One of the rules I used to train to was:  If you find yourself saying a term or acronym that you didn’t know a week before getting into the mortgage business, stop and explain it.    If you catch yourself saying:  We can lend you up to 95% LTV based on your FICO – Immediately catch yourself and follow up with “What that means is that I can give you a loan up to 95% of what your home is worth based on how your credit looks.   All loans are priced based on risk, so the higher your credit score the less risky the lower the rate.  Makes sense right?  Well it’s also the same with how much we lend.  If you put more money down, it’s less risky because you would sell instead of letting it go.”

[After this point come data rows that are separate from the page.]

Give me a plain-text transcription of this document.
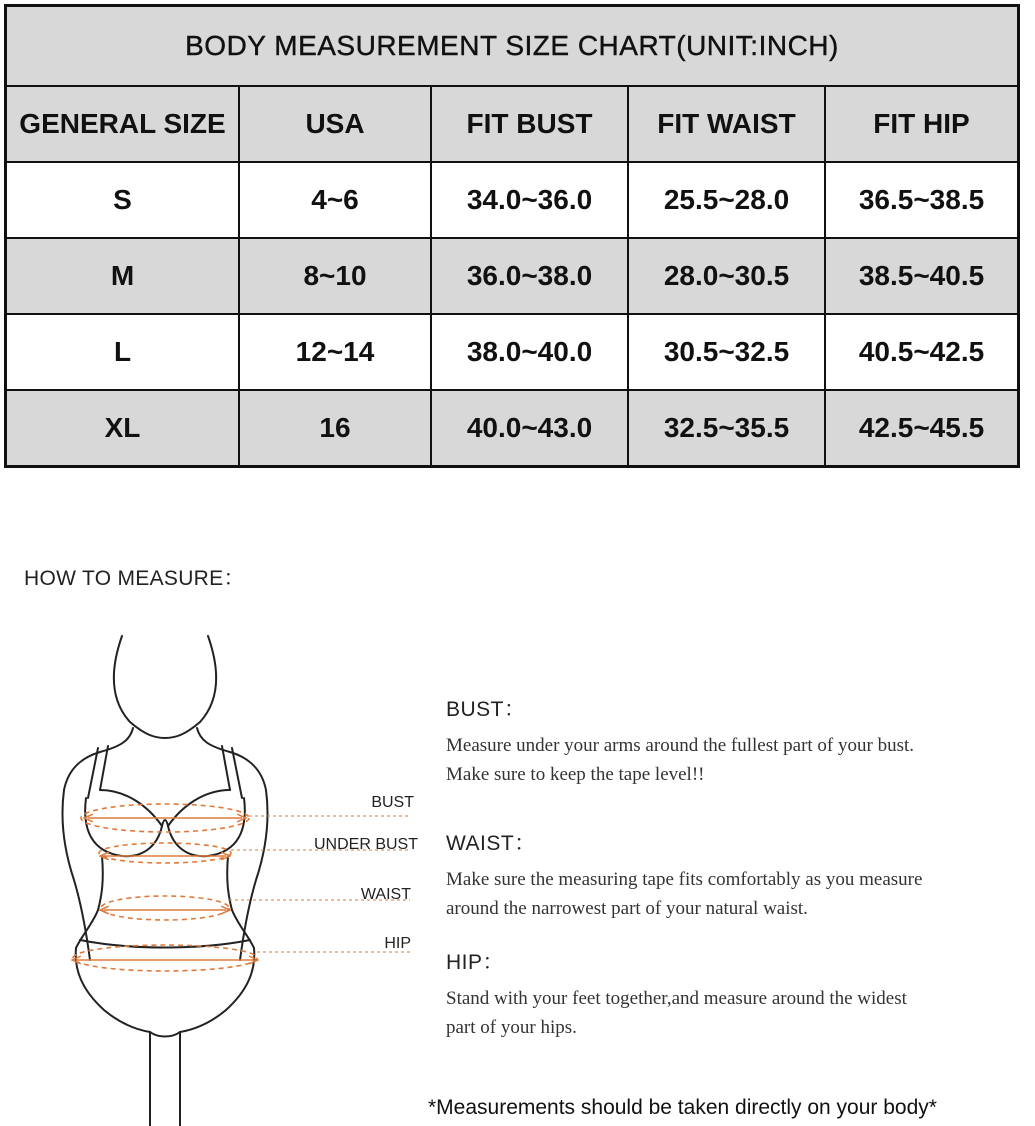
BODY MEASUREMENT SIZE CHART(UNIT:INCH)
GENERAL SIZE	USA	FIT BUST	FIT WAIST	FIT HIP
S	4~6	34.0~36.0	25.5~28.0	36.5~38.5
M	8~10	36.0~38.0	28.0~30.5	38.5~40.5
L	12~14	38.0~40.0	30.5~32.5	40.5~42.5
XL	16	40.0~43.0	32.5~35.5	42.5~45.5
HOW TO MEASURE：
BUST
UNDER BUST
WAIST
HIP
BUST：

Measure under your arms around the fullest part of your bust.

Make sure to keep the tape level!!

WAIST：

Make sure the measuring tape fits comfortably as you measure

around the narrowest part of your natural waist.

HIP：

Stand with your feet together,and measure around the widest

part of your hips.

*Measurements should be taken directly on your body*
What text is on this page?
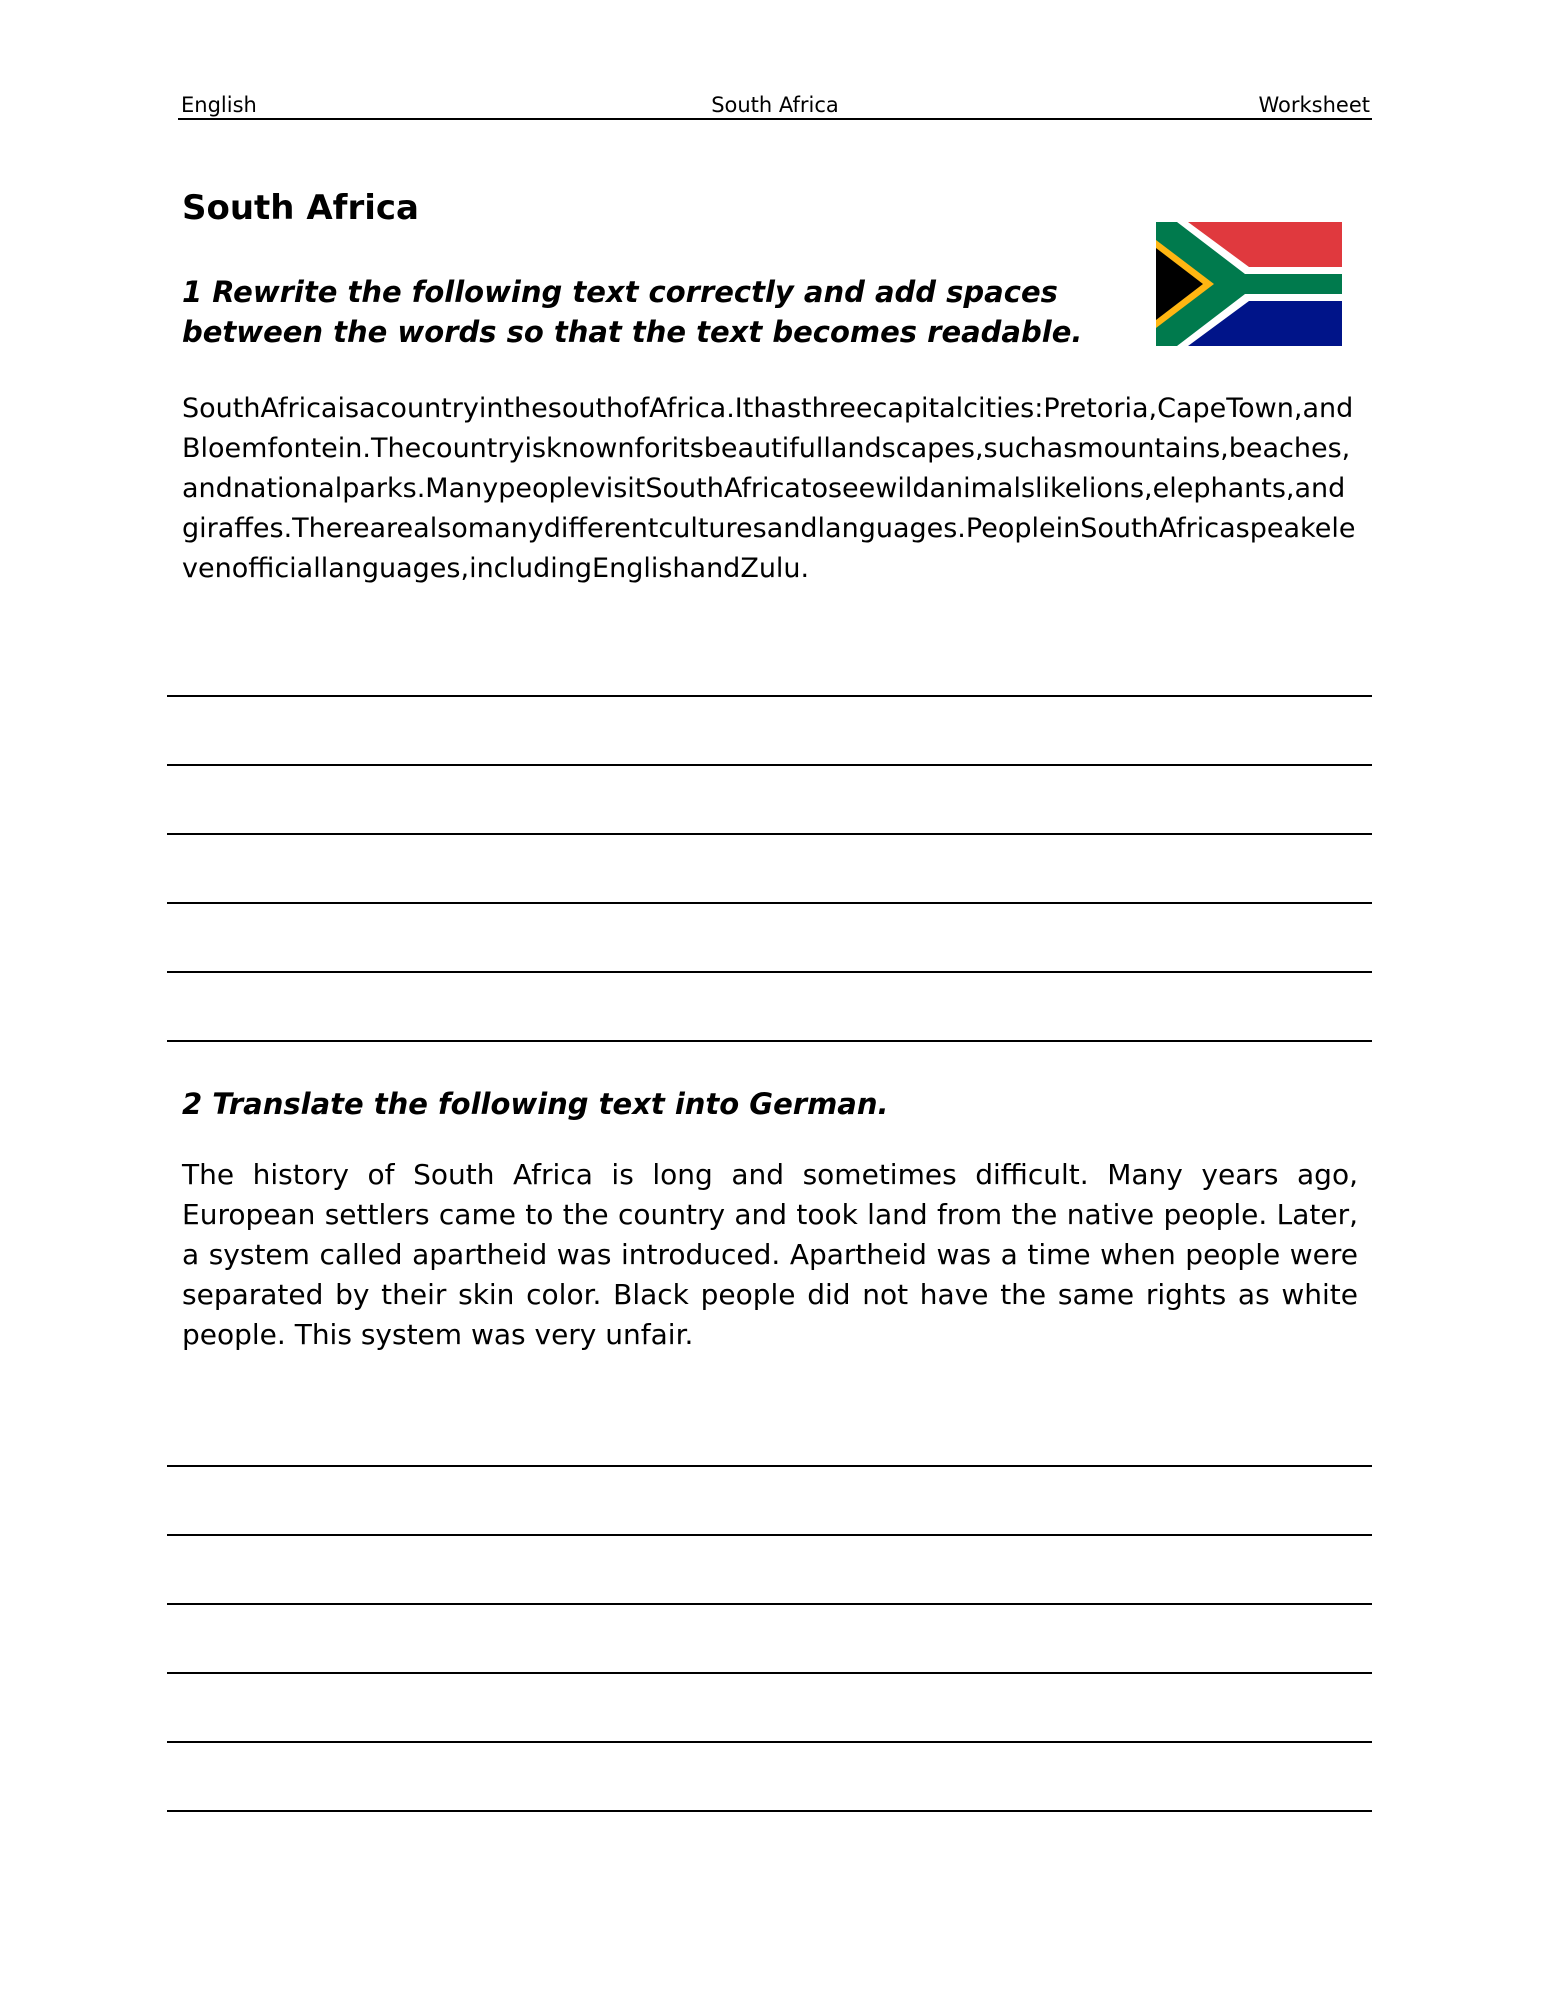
English	South Africa	Worksheet
South Africa

1 Rewrite the following text correctly and add spaces between the words so that the text becomes readable.

SouthAfricaisacountryinthesouthofAfrica.Ithasthreecapitalcities:Pretoria,CapeTown,andBloemfontein.Thecountryisknownforitsbeautifullandscapes,suchasmountains,beaches,andnationalparks.ManypeoplevisitSouthAfricatoseewildanimalslikelions,elephants,andgiraffes.Therearealsomanydifferentculturesandlanguages.PeopleinSouthAfricaspeakelevenofficiallanguages,includingEnglishandZulu.

2 Translate the following text into German.

The history of South Africa is long and sometimes difficult. Many years ago, European settlers came to the country and took land from the native people. Later, a system called apartheid was introduced. Apartheid was a time when people were separated by their skin color. Black people did not have the same rights as white people. This system was very unfair.
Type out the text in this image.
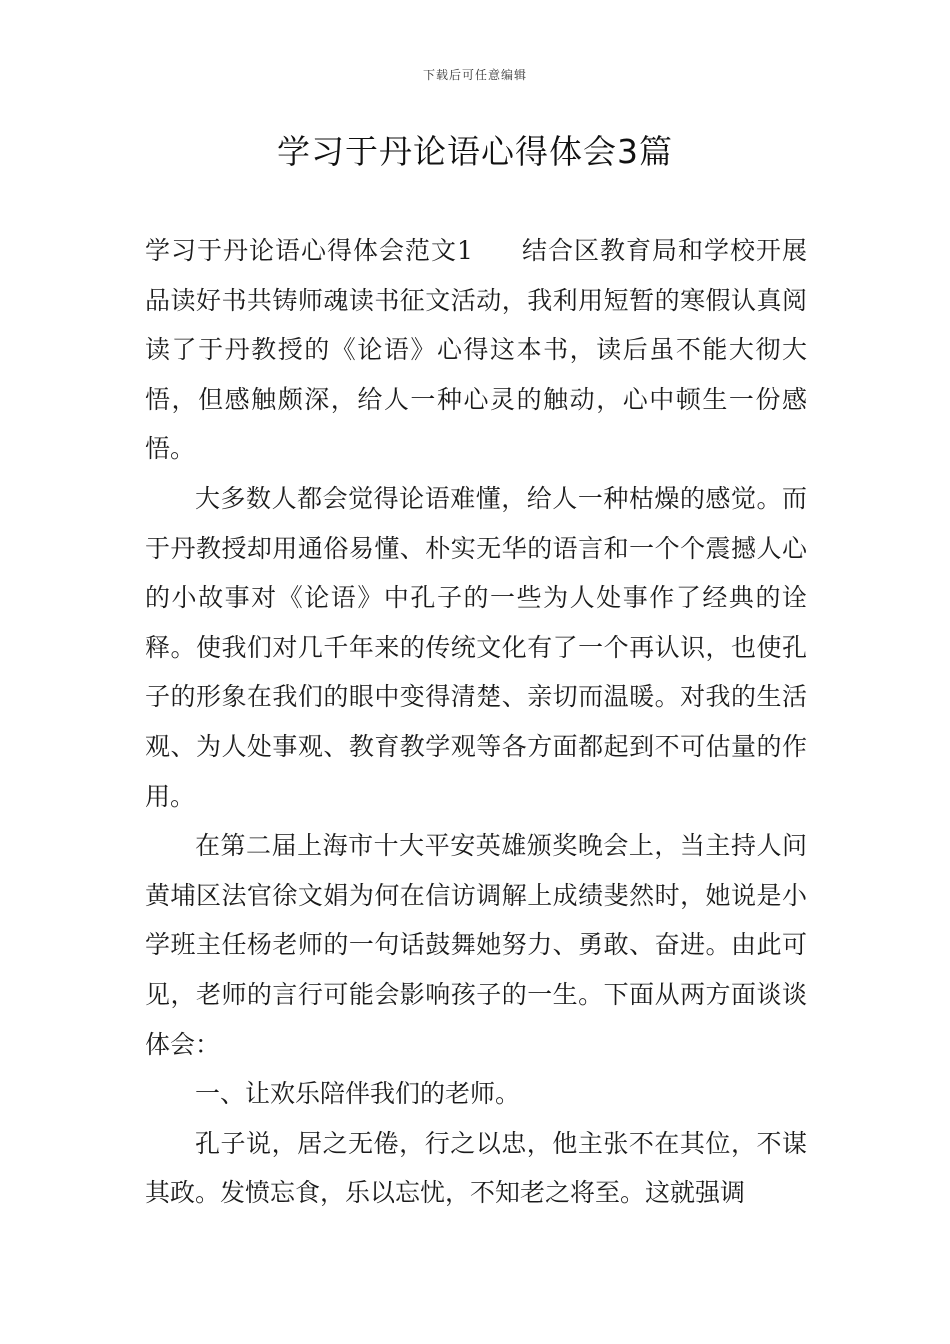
下载后可任意编辑
学习于丹论语心得体会3篇

学习于丹论语心得体会范文1 结合区教育局和学校开展品读好书共铸师魂读书征文活动，我利用短暂的寒假认真阅读了于丹教授的《论语》心得这本书，读后虽不能大彻大悟，但感触颇深，给人一种心灵的触动，心中顿生一份感悟。

大多数人都会觉得论语难懂，给人一种枯燥的感觉。而于丹教授却用通俗易懂、朴实无华的语言和一个个震撼人心的小故事对《论语》中孔子的一些为人处事作了经典的诠释。使我们对几千年来的传统文化有了一个再认识，也使孔子的形象在我们的眼中变得清楚、亲切而温暖。对我的生活观、为人处事观、教育教学观等各方面都起到不可估量的作用。

在第二届上海市十大平安英雄颁奖晚会上，当主持人问黄埔区法官徐文娟为何在信访调解上成绩斐然时，她说是小学班主任杨老师的一句话鼓舞她努力、勇敢、奋进。由此可见，老师的言行可能会影响孩子的一生。下面从两方面谈谈体会：

一、让欢乐陪伴我们的老师。

孔子说，居之无倦，行之以忠，他主张不在其位，不谋其政。发愤忘食，乐以忘忧，不知老之将至。这就强调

This has multiple greater effects:

1. You are having more good quality conversation with your client.  You are spending more time delivering information that their brain finds useful.  The unconscious brain says “that’s what a smart expert does, we should listen to them”
2. You establish yourself as a valuable resource of information that they go to for help.   And someone they will trust.
3. The socratic method says that once you tell them 3 useful and truthful things they are more likely to believe your explanation on the next conversation where “The reason your rate is higher than that advertisement is ……
4. They will like you.

The other concept this reminded me of is the “old school” concept of Features > Advantage > Benefits.    Because most people spend too much time selling Features and Advantages.   People want benefits!!   Want an example:

When you are starving, you DON’T want a big ass Porterhouse steak.    You don’t.   A big bloody chunk of fatty meat is a feature.  Kind of gross one, at that.   The advantage of it is that, while cooking, the fat will cook with the rest of the meat and make it more tender and tasty.   The Benefit is that it’s a F-ing tasty piece of steared and seasoned meat that tastes great, fills you up for hours, and gives you muscle building protein.

Which of those things do you actually want.

This was beat into our head when I was selling furniture years ago:
1. Features=  high quality leather, full frame bases, higher quality metal on the recliner arms.
2. Advantage:  Soft leather that lasts longer, won’t fall apart when your kids jump on your, and won’t go haywire in 6 months
3. Benefits:  When you buy a LaZBoy recliner you are going to the most comfortable and durable chair that you and your family can live in for decades and maybe even hand down.

What are you selling?    If I was a realtor, I would sell a house that the family can live in and enjoy with their friends and family for years and years.  One that makes life easier, is closer to work so spend more time together, and maybe even hand down to the kids.    Someone might even pay extra for that.

If I’m a loan officer, I might try to sell the idea of paying an extra point to buy down a rate that is so low that they won’t reasonably have the opportunity to refinance.  At this rate, you are going to be set for a long time.  The rate is so low that it’s only been available like 5 of the last 30 years.   So you don’t have to worry about refinancing anytime soon.

The nice part is, if they say NO, they are still selecting your 0 point option.    I’m OK with someone selective one of the multiple offers I present.  If I only EXPLAIN 1 then it’s just yes or no.   I prefer yes, yes, or yes.

Or maybe you are telling them that the 3% down FHA loan lets them buy NOW with less money out of their pocket instead of waiting for prices to go up more and they have more money to go to IKEA.

If I was selling credit repair [hint: I am] I would sell someone on the opportunity to put the bad times of the past behind them.   To not have the bankruptcy/foreclosure/sick time/divorce keep haunting them.  This is the last reminder that will follow you for a decade or more.  Unless we fix it.”

Hopefully the features of this post give you some benefit.   Now get after it.